DesignModeler and SpaceClaim enable the team to create detailed 3D models and refine computer-aided engineering (CAD) geometry. After the geometry is prepared, team members import the 3D CAD model into an Ansys meshing solution, select an appropriate mesh type, define sizing parameters, and implement boundary layers to capture viscous effects. Once validated, the mesh is exported into Fluent to simulate complex aerodynamic behaviors, airflow distribution, and the effects of wind speed, shear, direction, and shadow.
“In summary, CFD and meshing are essential tools that enable the accurate simulation, analysis, and optimization of fluid flow in the Wind Panel, contributing to the development of more efficient and sustainable renewable energy solutions,” says Calautit. “The tools’ applications extend beyond theoretical simulations, actively contributing to the practical design optimization of the Wind Panel, thus advancing the pursuit of sustainable and effective renewable energy solutions.”
Additionally, Fluent’s post-processing capabilities enable additional visualization of flow variables through contour plots, vectors, and streamlines, providing a comprehensive understanding of fluid behavior.
“The comprehensive Ansys simulation workflow allows us to gain insights into the system’s performance, validate against experimental data, and make informed design decisions for the efficient and sustainable development of our Wind Panel technology,” she adds.
Katrick Technologies was established in 2016, but development of its Wind Panel technology began in 2020 when graduate students at Glasgow Caledonian University initiated early designs during a final project. After graduation, the students brought their ideas to Katrick and joined the team as full-time engineers in 2021. Development advanced further with support from the Manufacturing Technology Centre, a U.K.-based independent research and technology organization (RTO), and Ansys.
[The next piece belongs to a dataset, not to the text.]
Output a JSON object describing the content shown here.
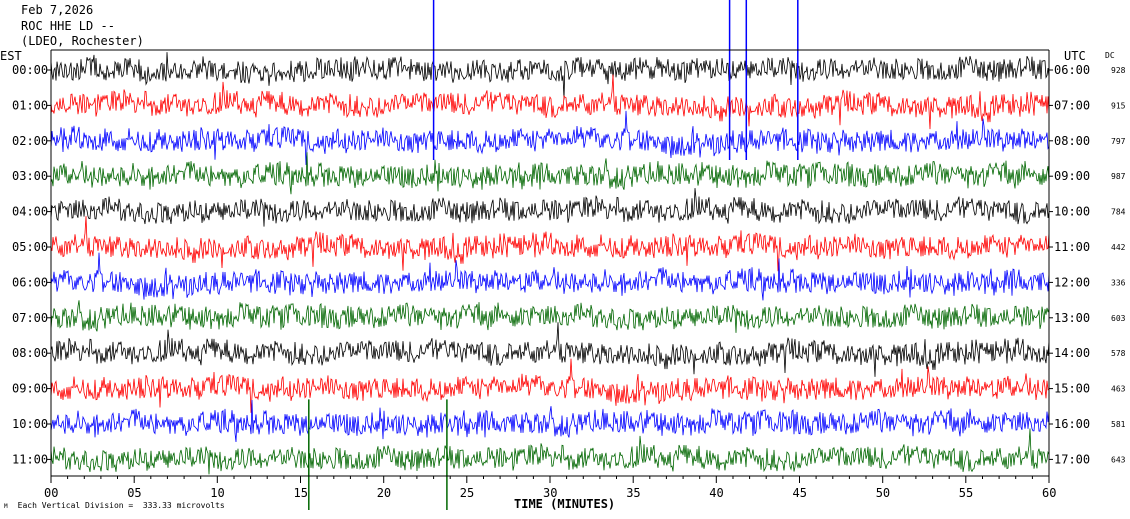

Engineering consultancy firm Wilde Analysis Ltd, a PDS Vision Group company and an Ansys Select Channel Partner, introduced Katrick to the Ansys Startup Program, which supports early- to mid-stage startups by offering affordable access to Ansys’ simulation solutions.
“Without Ansys, we would not have been able to validate the results from our wind tunnel testing, enhance the design of our duct for increased wind speeds and power capture, or understand the airflow distribution for placement of our technology across various site locations,” says Alexandra Basso, Marketing Manager at Katrick Technologies. “Without this, we would be months behind in development and further away from commercial discussions with potential OEMs.”
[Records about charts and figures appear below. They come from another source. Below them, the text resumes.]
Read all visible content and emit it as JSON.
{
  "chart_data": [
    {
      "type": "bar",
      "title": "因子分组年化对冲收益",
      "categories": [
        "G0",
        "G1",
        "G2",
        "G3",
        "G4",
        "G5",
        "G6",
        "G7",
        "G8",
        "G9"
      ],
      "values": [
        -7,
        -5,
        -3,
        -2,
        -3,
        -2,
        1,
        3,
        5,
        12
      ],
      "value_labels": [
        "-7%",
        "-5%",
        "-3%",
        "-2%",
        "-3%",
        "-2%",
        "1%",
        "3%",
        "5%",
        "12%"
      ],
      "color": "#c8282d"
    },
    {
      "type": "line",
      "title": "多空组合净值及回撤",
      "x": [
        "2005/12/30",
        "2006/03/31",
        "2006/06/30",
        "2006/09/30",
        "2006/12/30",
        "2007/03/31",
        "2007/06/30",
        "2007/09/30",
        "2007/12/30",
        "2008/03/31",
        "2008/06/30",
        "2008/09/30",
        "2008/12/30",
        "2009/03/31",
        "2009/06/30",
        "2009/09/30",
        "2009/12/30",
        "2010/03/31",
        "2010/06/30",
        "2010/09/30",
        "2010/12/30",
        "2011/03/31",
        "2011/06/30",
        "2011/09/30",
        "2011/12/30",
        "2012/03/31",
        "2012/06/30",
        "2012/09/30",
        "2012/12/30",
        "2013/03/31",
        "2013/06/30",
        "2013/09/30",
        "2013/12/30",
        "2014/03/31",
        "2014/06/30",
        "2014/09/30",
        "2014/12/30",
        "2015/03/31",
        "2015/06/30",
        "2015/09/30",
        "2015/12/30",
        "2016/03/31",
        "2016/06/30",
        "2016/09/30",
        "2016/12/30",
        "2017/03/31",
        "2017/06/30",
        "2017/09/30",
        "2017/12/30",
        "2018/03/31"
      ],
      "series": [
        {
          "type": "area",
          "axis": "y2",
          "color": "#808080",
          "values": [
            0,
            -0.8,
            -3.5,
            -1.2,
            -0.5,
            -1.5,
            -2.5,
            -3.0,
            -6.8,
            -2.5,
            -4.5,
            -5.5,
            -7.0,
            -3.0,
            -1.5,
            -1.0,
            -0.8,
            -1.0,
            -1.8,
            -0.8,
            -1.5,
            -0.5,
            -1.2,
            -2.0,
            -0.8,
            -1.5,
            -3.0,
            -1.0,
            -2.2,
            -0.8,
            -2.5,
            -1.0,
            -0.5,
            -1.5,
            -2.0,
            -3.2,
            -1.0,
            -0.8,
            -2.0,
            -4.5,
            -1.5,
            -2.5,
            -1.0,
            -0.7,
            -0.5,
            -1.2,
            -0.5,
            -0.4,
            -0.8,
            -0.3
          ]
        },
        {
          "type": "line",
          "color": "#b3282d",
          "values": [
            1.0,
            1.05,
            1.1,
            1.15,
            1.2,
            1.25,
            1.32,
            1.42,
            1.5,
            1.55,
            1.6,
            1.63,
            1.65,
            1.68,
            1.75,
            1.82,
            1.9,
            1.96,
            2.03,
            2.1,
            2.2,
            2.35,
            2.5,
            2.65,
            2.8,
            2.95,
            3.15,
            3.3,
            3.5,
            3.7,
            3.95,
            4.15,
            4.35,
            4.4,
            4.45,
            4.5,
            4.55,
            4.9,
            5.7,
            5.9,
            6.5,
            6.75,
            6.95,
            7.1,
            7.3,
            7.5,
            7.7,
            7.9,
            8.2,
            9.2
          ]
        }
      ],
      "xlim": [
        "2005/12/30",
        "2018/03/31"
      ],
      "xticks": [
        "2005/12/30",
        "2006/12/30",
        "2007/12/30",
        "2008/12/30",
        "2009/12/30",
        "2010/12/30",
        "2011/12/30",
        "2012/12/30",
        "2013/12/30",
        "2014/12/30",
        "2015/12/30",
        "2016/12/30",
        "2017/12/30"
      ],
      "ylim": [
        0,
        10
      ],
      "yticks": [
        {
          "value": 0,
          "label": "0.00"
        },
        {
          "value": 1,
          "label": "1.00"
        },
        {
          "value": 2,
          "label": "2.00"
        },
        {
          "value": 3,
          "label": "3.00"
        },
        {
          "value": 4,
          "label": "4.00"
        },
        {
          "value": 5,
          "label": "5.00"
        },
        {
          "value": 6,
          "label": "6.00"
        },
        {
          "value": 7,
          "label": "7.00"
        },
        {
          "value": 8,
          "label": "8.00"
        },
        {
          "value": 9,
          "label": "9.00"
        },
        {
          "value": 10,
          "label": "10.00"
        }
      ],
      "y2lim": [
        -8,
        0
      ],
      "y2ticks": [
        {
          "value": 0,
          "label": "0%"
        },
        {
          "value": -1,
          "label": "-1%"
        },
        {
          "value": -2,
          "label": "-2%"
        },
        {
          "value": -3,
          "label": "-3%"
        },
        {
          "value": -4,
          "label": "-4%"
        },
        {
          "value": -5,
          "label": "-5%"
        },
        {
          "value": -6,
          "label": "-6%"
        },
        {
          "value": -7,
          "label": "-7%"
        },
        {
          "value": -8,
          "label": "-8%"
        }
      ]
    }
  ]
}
Katrick is on track to complete its first live installation by 2024, but the company isn’t stopping there. Dedicated to the development of clean technologies, Katrick envisions a cleaner future and plans to use Ansys simulation while designing the technology to make it happen.
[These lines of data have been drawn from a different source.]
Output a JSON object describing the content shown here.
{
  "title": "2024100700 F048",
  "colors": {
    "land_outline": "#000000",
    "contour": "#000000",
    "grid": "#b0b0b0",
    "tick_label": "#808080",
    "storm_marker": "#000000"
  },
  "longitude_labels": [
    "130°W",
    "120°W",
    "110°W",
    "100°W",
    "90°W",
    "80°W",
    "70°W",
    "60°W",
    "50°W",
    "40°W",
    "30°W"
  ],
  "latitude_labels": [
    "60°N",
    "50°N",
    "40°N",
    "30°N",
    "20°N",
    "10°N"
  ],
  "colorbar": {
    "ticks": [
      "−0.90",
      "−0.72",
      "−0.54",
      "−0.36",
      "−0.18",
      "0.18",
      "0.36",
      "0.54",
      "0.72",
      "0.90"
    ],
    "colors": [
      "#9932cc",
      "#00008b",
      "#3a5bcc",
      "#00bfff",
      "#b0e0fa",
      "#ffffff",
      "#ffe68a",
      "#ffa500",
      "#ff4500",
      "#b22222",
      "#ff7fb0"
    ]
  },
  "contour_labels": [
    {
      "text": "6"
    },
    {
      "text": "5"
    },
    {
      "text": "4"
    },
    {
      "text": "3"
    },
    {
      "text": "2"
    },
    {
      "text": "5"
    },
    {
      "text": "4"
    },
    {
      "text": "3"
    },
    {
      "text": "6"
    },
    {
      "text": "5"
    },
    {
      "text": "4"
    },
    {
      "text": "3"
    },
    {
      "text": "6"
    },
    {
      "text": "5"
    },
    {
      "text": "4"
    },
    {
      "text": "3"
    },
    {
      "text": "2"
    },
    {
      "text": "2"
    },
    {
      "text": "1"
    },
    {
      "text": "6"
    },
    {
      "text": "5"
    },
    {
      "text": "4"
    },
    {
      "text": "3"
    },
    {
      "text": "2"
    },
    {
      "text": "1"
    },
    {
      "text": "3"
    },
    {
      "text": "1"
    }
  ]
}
“At Katrick Technologies, our mission is to accelerate the transition to renewable energy through innovation,” she says. “We have a suite of technologies to come to market utilizing waste heat, wave, and vibrations. As part of the journey to create, design, and develop these technologies, Ansys simulation will be critical in understanding how our technologies will operate and benefit across various environments by validating testing, enhancing product development and performance, and simulating optimization variables of the technology itself.”